Without a direct competitor like a 2K Sports and only having a one year cycle to put out the next edition this is largely what you’ll see going forward. Less innovation and more modification. But I can live with NHL 17 being a patched NHL 16 because after playing the beta the overall result is a superior and refined game. Just try going back to NHL 16 after playing the beta and you’ll wish you never did. It shows EA did put effort into improving gameplay mechanics rather than just improving mascots and cut scenes we all mash the ‘A’ button through after the first 3 days of playing. I just figured a series like NHL that has been on life support in the sport gaming world would have opted to develop completely new gameplay rather than tweak a broken game. Luckily for them the tweaks they made worked.
A couple random suggestions I thought of while playing that’d make for ease of use going forward:
- NHL has always had a “Best Lines” option but they should allowing the gamer to save their own “best lines”. That way, after a player returns from injury you could select “Best Lines” and they would be set to how you saved your go-to lines, not set to overall ratings.
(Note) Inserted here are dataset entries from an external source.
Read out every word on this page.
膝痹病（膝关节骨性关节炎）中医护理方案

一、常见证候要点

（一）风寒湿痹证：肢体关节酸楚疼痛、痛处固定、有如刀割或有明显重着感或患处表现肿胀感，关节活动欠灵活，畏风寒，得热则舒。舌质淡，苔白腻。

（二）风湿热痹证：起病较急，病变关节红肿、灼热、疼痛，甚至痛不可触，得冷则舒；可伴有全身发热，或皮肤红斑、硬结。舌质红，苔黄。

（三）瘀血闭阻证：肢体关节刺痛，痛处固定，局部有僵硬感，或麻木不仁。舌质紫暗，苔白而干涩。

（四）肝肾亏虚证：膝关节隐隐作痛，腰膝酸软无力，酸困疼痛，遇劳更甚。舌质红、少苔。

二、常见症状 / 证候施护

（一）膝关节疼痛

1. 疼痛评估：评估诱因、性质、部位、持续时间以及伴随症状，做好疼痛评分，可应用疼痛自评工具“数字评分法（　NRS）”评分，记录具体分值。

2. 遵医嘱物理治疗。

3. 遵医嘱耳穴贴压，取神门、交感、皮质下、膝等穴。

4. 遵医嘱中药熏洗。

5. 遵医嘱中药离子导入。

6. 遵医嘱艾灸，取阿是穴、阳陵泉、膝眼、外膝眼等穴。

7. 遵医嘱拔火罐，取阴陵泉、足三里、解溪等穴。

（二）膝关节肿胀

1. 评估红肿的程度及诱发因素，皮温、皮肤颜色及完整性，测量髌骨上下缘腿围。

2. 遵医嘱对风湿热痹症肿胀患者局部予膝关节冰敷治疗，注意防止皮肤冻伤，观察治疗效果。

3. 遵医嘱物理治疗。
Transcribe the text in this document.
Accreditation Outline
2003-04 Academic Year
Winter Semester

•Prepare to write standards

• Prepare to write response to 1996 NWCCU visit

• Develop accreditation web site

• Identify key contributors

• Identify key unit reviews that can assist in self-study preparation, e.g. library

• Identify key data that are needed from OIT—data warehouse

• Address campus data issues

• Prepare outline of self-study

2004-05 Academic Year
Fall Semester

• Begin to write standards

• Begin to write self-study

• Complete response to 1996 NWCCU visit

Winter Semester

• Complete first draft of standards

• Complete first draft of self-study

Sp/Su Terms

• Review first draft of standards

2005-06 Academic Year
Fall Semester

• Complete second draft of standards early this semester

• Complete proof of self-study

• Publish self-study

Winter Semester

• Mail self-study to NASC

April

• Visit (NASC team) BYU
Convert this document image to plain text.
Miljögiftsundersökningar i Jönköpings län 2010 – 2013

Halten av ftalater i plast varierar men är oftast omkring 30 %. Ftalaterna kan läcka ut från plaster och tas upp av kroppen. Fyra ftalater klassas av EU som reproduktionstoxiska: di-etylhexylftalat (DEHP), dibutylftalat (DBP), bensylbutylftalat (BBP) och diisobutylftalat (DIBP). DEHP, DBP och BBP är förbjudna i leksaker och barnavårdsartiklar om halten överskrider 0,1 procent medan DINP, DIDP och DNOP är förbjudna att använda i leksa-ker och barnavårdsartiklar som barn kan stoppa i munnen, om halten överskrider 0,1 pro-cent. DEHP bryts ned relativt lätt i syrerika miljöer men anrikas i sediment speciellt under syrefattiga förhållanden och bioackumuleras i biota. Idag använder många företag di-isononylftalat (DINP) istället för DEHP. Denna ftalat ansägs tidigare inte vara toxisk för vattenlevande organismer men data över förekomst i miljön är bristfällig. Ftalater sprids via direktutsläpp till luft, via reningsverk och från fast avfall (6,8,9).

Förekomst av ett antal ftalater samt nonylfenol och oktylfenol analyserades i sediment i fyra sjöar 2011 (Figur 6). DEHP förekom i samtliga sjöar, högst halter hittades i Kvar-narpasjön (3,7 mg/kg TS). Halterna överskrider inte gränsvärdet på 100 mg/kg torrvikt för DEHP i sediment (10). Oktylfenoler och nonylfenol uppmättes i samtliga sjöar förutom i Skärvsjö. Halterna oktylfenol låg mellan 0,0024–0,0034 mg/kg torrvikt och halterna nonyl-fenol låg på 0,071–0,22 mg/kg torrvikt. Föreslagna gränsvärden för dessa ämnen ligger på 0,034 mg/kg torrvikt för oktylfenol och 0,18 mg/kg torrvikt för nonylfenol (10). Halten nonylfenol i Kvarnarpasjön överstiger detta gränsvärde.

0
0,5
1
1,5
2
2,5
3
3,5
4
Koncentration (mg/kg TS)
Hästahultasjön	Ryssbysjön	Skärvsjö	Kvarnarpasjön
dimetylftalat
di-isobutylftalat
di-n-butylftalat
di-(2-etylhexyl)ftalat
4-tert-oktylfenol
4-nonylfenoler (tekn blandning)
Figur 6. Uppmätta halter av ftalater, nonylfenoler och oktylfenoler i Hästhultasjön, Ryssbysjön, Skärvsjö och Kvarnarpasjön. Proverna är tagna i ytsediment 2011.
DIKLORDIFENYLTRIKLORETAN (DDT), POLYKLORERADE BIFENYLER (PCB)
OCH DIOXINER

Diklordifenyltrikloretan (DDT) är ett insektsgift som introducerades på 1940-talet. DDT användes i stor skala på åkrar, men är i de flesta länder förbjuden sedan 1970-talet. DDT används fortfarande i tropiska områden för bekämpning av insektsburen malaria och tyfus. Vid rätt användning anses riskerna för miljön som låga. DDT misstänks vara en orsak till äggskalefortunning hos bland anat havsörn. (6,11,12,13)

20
- Much like you can roam the back field pre-snap with a linebacker in Madden, allow the same on faceoffs for players who aren’t center. Free up the wingers to adjust how they want around the circle and let the defenseman be able to stand where they want on the blue. Encourage creativity.
- If EA can’t make a GM connected interface that works at least add roster share and the ability to control multiple teams at anytime in franchise mode. The NHL series historically is the worst of all sports games with their roster updates and accuracy. Give the ability to completely customize rosters to the gamers who always do a better job at it than EA ever has. Controlling multiple GM teams also allows gamers to make the big trades (ie: NHL trade deadline day) that happen in real life in their currently saved franchise mode without having to start a new one.
- Add a 3rd forward PK unit
- Just like how you select your captains, use the same concept to select your starting goalies rather than just going by overall ratings. Overalls are misleading and flawed in the game.
- Be able to “Save” whatever mode your playing from any screen rather than having to thumb through the millions of menus to just to save.
I think how important gaming is to you will most likely determine your attitude toward NHL 17. If you’re really serious (“only 6’s should play EASHL!) or are like the guy in every men’s league who wants it bad and annoys everyone then you’ll find many ways to rip this game apart. If you’re a casual gamer familiar with recent editions of the NHL series who just wants some entertainment I think you’ll really like the improvements in NHL 17. And if you’re in the middle like me, a knowledgeable hockey fan with significant real hockey experience who although does expect a top notch hockey simulation but doesn’t need it, you’ll also enjoy the hell out of it. If the beta is what the true release will be then they seem to have now found a stable foundation to build off of. It’s not perfect but the pure entertainment value you get from the improvement of NHL 17 Beta over NHL 16 is clearly evident from the test. Now I’m looking forward to the official release after wondering if the series could even survive.